One of the suspects is a cousin of one of the victims.

Mike Edson 3 months ago

Where can I find the police call blotter for this last weekend? LJW hasn’t posted it.

Nick Gerik 3 months ago

Hi, Mike.

Sorry about that. We've been a bit shorthanded, so we weren't able to compile those as promptly.

Everything should be current now:

— Nick Gerik, LJW digital editor

Tonya Foster 3 months ago

I remember reading somewhere that after the shooting, at the hospital, that someone was outside screaming "I'm sorry, I'm so sorry!" Does anyone else remember seeing this?

Nick Gerik 3 months ago

Hi, Tonya. That was in our reporting from the morning of the shooting:

— Nick Gerik, LJW digital editor

Brock Masters 3 months ago

Both sides of the gun control issue should be able to agree that when a person commits an illegal act of violence and is in possession of a Firearm, they should get a very long sentence and should serve it completely.
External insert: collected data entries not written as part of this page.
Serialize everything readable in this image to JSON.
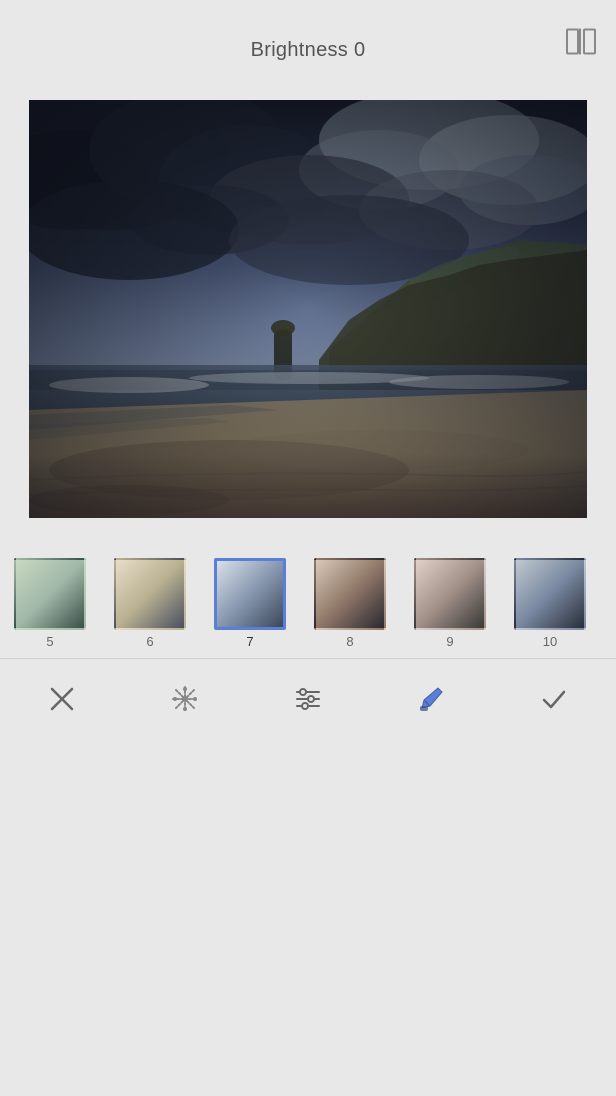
{
  "header": {
    "title": "Brightness",
    "value": "0",
    "compare_icon_label": "compare-icon"
  },
  "filters": {
    "items": [
      {
        "id": 5,
        "label": "5",
        "thumb_class": "thumb-5",
        "active": false
      },
      {
        "id": 6,
        "label": "6",
        "thumb_class": "thumb-6",
        "active": false
      },
      {
        "id": 7,
        "label": "7",
        "thumb_class": "thumb-7",
        "active": true
      },
      {
        "id": 8,
        "label": "8",
        "thumb_class": "thumb-8",
        "active": false
      },
      {
        "id": 9,
        "label": "9",
        "thumb_class": "thumb-9",
        "active": false
      },
      {
        "id": 10,
        "label": "10",
        "thumb_class": "thumb-10",
        "active": false
      }
    ]
  },
  "toolbar": {
    "cancel_label": "✕",
    "effects_label": "effects",
    "adjust_label": "adjust",
    "style_label": "style",
    "confirm_label": "✓"
  }
}
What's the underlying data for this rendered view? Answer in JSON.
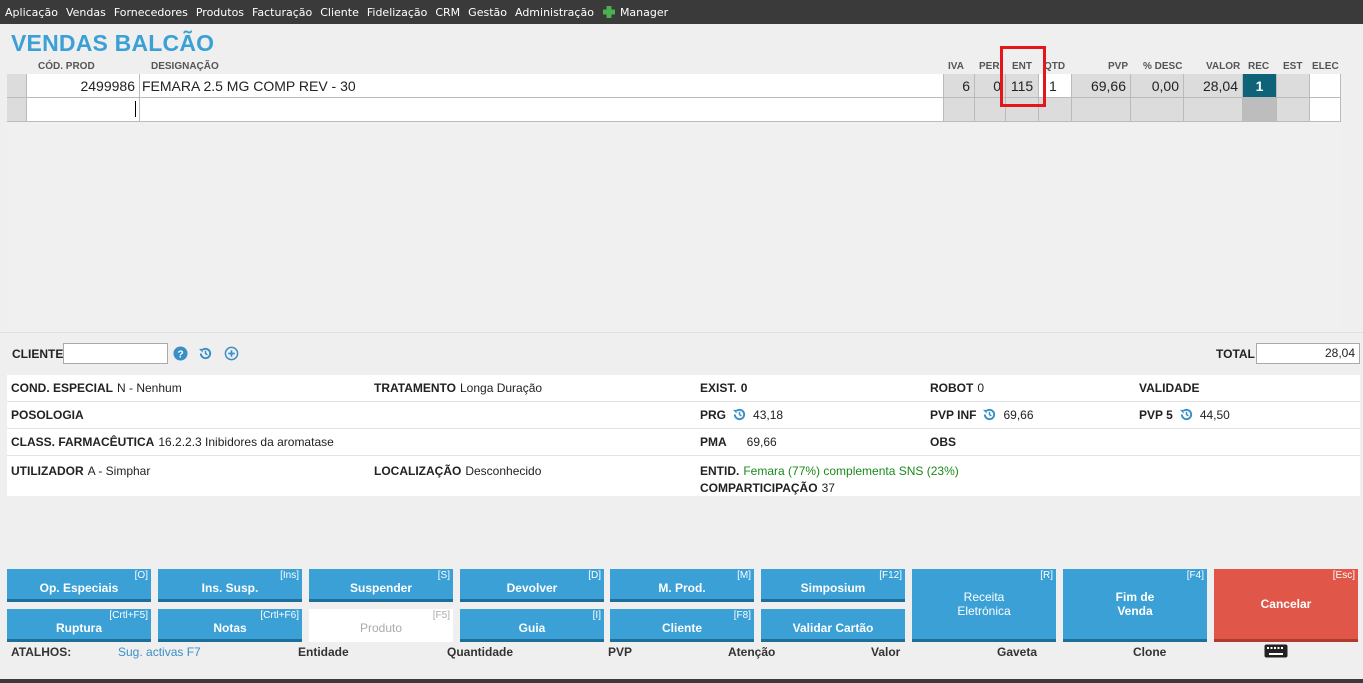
{
  "menu": [
    "Aplicação",
    "Vendas",
    "Fornecedores",
    "Produtos",
    "Facturação",
    "Cliente",
    "Fidelização",
    "CRM",
    "Gestão",
    "Administração",
    "Manager"
  ],
  "title": "VENDAS BALCÃO",
  "columns": {
    "cod": "CÓD. PROD",
    "desig": "DESIGNAÇÃO",
    "iva": "IVA",
    "per": "PER",
    "ent": "ENT",
    "qtd": "QTD",
    "pvp": "PVP",
    "desc": "% DESC",
    "valor": "VALOR",
    "rec": "REC",
    "est": "EST",
    "elec": "ELEC"
  },
  "row": {
    "cod": "2499986",
    "desig": "FEMARA 2.5 MG COMP REV     - 30",
    "iva": "6",
    "per": "0",
    "ent": "115",
    "qtd": "1",
    "pvp": "69,66",
    "desc": "0,00",
    "valor": "28,04",
    "rec": "1"
  },
  "client": {
    "label": "CLIENTE",
    "value": ""
  },
  "total": {
    "label": "TOTAL",
    "value": "28,04"
  },
  "info": {
    "cond_label": "COND. ESPECIAL",
    "cond_value": "N - Nenhum",
    "trat_label": "TRATAMENTO",
    "trat_value": "Longa Duração",
    "exist_label": "EXIST.",
    "exist_value": "0",
    "robot_label": "ROBOT",
    "robot_value": "0",
    "valid_label": "VALIDADE",
    "poso_label": "POSOLOGIA",
    "prg_label": "PRG",
    "prg_value": "43,18",
    "pvpinf_label": "PVP INF",
    "pvpinf_value": "69,66",
    "pvp5_label": "PVP 5",
    "pvp5_value": "44,50",
    "class_label": "CLASS. FARMACÊUTICA",
    "class_value": "16.2.2.3 Inibidores da aromatase",
    "pma_label": "PMA",
    "pma_value": "69,66",
    "obs_label": "OBS",
    "util_label": "UTILIZADOR",
    "util_value": "A - Simphar",
    "loc_label": "LOCALIZAÇÃO",
    "loc_value": "Desconhecido",
    "entid_label": "ENTID.",
    "entid_value": "Femara (77%) complementa SNS (23%)",
    "comp_label": "COMPARTICIPAÇÃO",
    "comp_value": "37"
  },
  "buttons": {
    "op": {
      "label": "Op. Especiais",
      "key": "[O]"
    },
    "ins": {
      "label": "Ins. Susp.",
      "key": "[Ins]"
    },
    "susp": {
      "label": "Suspender",
      "key": "[S]"
    },
    "dev": {
      "label": "Devolver",
      "key": "[D]"
    },
    "mprod": {
      "label": "M. Prod.",
      "key": "[M]"
    },
    "simp": {
      "label": "Simposium",
      "key": "[F12]"
    },
    "receita1": "Receita",
    "receita2": "Eletrónica",
    "receita_key": "[R]",
    "fim1": "Fim de",
    "fim2": "Venda",
    "fim_key": "[F4]",
    "cancel": {
      "label": "Cancelar",
      "key": "[Esc]"
    },
    "rupt": {
      "label": "Ruptura",
      "key": "[Crtl+F5]"
    },
    "notas": {
      "label": "Notas",
      "key": "[Crtl+F6]"
    },
    "produto": {
      "label": "Produto",
      "key": "[F5]"
    },
    "guia": {
      "label": "Guia",
      "key": "[I]"
    },
    "cliente": {
      "label": "Cliente",
      "key": "[F8]"
    },
    "validar": {
      "label": "Validar Cartão"
    }
  },
  "shortcuts": {
    "label": "ATALHOS:",
    "sug": "Sug. activas F7",
    "entidade": "Entidade",
    "quantidade": "Quantidade",
    "pvp": "PVP",
    "atencao": "Atenção",
    "valor": "Valor",
    "gaveta": "Gaveta",
    "clone": "Clone"
  },
  "colors": {
    "accent": "#3aa0d6",
    "rec": "#0e6378",
    "cancel": "#e0574a",
    "highlight": "#e3161b",
    "green": "#1a8a1a"
  }
}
The fact that he was violent, the fact that he possessed a gun is proof that he’d eventually shoot someone. The judge has blood on his hands.

Why aren’t the judges involved named?

Scott Morgan 3 months ago is already a Federal Gun Law. Commit a crime with a gun is an automatic prison term, commit a crime as a felon using a gun is even more severe. Law is already on the books, prosecutors just don't use them.